Universities have an opportunity right now to think about student partnership. Listening to students is so important – and most have grown up with technology. Even as a graduate, I don’t remember a time before social media, a time when I couldn’t go into a group chat to speak to my course mates. If the higher education sector wants to engage with students, this is the time to balance in-person teaching with digital media. That’s really exciting and I think a lot can come out of it.

But the sector has needed to do this for a while. When I was undergraduate education officer at the University of Bristol Students’ Union, we were looking at students’ digital experiences and sharing a Jisc survey to see how we could improve them. That was so valuable; when students feel heard, you get rich data about what they want and what they need. By acting on that, embedding the right digital teaching and learning approaches, universities can engage all students.

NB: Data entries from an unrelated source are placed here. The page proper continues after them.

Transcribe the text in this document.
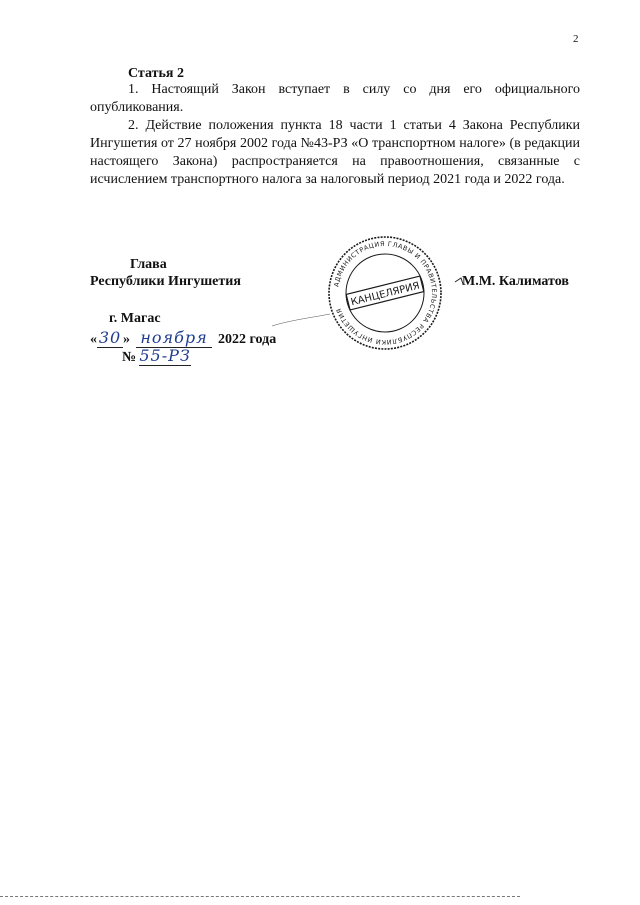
2
Статья 2
1. Настоящий Закон вступает в силу со дня его официального опубликования.
2. Действие положения пункта 18 части 1 статьи 4 Закона Республики Ингушетия от 27 ноября 2002 года №43-РЗ «О транспортном налоге» (в редакции настоящего Закона) распространяется на правоотношения, связанные с исчислением транспортного налога за налоговый период 2021 года и 2022 года.
Глава
Республики Ингушетия	М.М. Калиматов
г. Магас
« 30 » ноября 2022 года
№ 55-РЗ
АДМИНИСТРАЦИЯ ГЛАВЫ И ПРАВИТЕЛЬСТВА РЕСПУБЛИКИ ИНГУШЕТИЯ
КАНЦЕЛЯРИЯ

Technology is the only way universities can go forward. That’s the reality. We’re never going back from digital, and students – with their lived experiences – are at the forefront of that change. Although the pandemic has given us such tragedy, it has also given us space to do things differently and think creatively. We can do a whole lot of good if we take this opportunity to innovate with compassion and inclusivity.

Let’s deliver education in a way that’s flexible, mindful and truly inclusive, using advanced technologies. Anything digital can be personal – and being able to personalise my experiences of education, using technology to learn on my own terms, was incredibly empowering. That sort of education can change lives, and that’s a message of hope in this time of anxiety.